O
CORINTHIANS NÃO É SÓ FUTEBOL
A
maioria vê o Corinthians pela sua face mais exposta, a do
futebol. Nada de mal ou de errado nisso, uma vez que o clube foi
formado em função desse esporte e seu nome resultou do
entusiasmo da maioria de seus fundadores pelo futebol do Corinthians
inglês, durante sua temporada em São Paulo.
Uma
visita à sede do clube pode surpreender quem o imagina
dedicado a um só esporte. Do lado esquerdo da avenida central,
está o pequeno estádio, palco de treinos e jogos da 2a.
Divisão. Do lado direito, o ginásio poli-esportivo. Se
o visitante subir a escada à esquerda, no mesmo prédio,
poderá visitar a sala de troféus.
Aí
verá, ao lado das taças de variados tamanhos, formatos
e materiais conquistados pelo futebol, outra grande variedade de
taças e placas de outros esportes. Uma curiosidade: a primeira
conquista do Corinthians foi no atletismo, em 1912, antes da sucessão
de vitórias no futebol. O basquetebol corintiano foi outra
grande fonte de alegria da torcida.
O
clube construiu a primeira quadra em 1928 e quatro anos depois já
conseguia os primeiros títulos. Com o amadurecimento do setor
no clube viriam conquistas relevantes no plano municipal, estadual,
federal e internacional, com a vitória no sul americano. Remo
( está no escudo do clube), natação, pugilismo e
artes marciais, há de tudo no Corinthians.
O
clube não faz mais, nos demais esportes, pela carência
de recursos.

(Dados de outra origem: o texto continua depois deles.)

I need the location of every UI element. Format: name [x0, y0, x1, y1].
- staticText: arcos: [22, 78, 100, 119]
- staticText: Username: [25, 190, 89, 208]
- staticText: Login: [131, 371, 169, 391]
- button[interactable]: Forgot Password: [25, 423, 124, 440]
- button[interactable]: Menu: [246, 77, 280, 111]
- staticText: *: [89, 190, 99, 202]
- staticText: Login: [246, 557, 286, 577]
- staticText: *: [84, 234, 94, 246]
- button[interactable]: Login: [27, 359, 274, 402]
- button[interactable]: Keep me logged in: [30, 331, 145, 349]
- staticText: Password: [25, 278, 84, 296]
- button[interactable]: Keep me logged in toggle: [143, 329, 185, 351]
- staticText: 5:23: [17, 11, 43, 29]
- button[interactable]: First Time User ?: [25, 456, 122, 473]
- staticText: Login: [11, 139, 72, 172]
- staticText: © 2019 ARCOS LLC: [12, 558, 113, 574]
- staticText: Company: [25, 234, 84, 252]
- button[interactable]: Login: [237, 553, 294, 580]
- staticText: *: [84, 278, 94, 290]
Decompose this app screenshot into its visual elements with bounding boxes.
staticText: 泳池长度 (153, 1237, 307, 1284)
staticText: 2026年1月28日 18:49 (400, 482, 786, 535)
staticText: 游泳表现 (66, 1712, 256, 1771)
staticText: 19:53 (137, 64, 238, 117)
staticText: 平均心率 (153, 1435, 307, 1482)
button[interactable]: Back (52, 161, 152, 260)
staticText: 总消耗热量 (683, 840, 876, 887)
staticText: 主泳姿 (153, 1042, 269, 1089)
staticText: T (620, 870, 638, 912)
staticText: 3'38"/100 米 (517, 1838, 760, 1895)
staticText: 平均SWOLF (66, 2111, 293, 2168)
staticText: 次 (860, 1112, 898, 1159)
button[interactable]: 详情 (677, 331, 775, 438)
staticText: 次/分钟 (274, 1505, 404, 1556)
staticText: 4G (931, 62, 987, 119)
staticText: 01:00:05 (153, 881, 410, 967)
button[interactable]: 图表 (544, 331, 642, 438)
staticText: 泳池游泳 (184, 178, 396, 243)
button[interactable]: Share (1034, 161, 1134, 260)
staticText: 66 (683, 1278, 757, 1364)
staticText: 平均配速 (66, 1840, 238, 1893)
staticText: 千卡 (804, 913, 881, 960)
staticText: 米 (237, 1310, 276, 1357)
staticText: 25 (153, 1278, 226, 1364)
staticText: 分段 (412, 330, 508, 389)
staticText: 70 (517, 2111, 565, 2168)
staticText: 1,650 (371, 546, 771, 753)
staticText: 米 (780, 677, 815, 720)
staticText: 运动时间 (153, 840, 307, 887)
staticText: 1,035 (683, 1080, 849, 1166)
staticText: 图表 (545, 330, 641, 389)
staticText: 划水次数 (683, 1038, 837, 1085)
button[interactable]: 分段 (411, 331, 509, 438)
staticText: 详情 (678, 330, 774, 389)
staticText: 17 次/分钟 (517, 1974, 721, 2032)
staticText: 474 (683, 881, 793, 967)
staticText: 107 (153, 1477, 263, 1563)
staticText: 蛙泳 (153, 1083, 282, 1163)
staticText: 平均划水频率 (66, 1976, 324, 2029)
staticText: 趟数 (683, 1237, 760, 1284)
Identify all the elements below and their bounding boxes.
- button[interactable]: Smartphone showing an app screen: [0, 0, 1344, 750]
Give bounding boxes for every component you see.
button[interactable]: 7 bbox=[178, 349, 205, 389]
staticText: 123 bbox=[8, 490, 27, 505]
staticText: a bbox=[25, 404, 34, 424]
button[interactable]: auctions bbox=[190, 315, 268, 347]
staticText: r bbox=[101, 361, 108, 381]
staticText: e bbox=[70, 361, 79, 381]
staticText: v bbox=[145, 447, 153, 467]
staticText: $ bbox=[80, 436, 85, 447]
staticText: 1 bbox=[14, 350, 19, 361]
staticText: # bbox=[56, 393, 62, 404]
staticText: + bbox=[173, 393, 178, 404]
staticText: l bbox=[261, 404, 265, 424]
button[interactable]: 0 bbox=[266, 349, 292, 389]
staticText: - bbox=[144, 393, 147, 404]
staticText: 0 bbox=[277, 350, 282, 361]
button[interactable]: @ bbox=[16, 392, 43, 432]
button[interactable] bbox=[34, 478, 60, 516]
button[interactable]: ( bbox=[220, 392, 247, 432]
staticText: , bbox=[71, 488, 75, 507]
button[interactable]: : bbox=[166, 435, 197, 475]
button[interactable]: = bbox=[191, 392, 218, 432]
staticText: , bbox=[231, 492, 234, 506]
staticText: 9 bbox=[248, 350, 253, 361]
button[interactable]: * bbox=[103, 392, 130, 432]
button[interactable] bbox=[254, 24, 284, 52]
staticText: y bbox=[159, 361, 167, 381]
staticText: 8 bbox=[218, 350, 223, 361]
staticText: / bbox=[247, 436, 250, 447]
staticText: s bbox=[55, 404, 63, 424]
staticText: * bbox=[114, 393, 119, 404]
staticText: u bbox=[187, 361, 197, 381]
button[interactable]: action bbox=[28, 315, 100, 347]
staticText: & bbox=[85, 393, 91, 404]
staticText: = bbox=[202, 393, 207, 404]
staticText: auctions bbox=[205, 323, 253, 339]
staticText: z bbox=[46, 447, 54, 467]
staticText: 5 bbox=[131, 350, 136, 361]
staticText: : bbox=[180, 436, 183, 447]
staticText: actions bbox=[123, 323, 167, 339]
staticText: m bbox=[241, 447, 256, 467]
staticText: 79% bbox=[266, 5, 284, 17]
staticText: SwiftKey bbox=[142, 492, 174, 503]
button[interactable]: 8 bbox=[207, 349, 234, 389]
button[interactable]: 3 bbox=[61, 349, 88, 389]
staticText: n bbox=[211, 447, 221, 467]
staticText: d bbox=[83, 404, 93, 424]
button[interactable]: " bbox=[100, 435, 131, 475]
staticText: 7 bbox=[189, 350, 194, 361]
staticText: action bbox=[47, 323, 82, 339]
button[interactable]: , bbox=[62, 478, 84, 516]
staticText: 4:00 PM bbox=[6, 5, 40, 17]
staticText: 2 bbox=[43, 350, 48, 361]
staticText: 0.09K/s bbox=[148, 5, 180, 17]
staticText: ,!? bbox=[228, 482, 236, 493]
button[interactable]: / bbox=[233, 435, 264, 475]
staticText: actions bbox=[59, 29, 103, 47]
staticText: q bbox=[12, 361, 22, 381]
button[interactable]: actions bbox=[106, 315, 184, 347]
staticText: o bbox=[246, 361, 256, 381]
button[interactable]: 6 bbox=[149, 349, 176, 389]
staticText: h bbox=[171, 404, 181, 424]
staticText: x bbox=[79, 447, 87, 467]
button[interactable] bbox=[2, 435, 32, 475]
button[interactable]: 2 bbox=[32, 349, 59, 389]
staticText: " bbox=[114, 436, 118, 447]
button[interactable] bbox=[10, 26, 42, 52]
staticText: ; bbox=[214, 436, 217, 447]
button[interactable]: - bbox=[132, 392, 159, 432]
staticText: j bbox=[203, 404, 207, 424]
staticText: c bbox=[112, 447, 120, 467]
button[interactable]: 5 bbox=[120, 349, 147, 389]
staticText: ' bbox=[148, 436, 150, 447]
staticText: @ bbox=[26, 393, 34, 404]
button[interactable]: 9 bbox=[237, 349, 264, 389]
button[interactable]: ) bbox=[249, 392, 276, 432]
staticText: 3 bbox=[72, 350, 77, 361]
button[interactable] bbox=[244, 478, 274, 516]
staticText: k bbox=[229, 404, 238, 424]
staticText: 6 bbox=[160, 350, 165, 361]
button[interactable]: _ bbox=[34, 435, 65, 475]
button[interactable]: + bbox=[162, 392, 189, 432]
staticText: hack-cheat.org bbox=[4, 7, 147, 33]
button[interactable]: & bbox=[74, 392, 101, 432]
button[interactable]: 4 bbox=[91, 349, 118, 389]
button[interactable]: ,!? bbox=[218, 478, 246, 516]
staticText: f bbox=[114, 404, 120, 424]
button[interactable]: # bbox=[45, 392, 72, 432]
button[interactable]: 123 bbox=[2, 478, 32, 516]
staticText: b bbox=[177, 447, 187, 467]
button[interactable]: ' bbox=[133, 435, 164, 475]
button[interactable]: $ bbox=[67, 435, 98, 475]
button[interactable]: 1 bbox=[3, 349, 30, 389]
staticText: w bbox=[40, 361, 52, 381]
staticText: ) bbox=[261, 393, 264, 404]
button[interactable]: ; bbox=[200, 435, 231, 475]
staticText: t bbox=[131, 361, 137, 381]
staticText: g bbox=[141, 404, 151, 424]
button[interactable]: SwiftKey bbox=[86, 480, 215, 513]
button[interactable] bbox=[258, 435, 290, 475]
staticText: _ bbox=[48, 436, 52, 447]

O futebol, único esporte que proporciona rendas
regulares, não consegue cobrir totalmente seus gastos por
motivos já conhecidos dos leitores dessa coluna. Cada
modalidade esportiva exige uma infra-estru-tura cara, além do
custo de manutenção. Mesmo fora do futebol, a maioria
dos atletas precisa de algum tipo de ajuda financeira se quiser
participar de competições importantes.
Aonde
buscar tais recursos? Grandes empresas de repente adotam uma equipe
de um esporte qualquer, impõe-lhe seu nome (marca a ser
popularizada) e depois uma ou mais competições dão
o fora. Diferente dos clubes não têm compromisso com o
esporte. Já os clubes dificilmente encontram patrocínio
e nenhum estímulo do poder público eis um bom tema para
colocar na mesa do novo presidente.
ROQUE
CITADINI
(O
EXPRESSO, ALAMBRADO, 26/10/2002)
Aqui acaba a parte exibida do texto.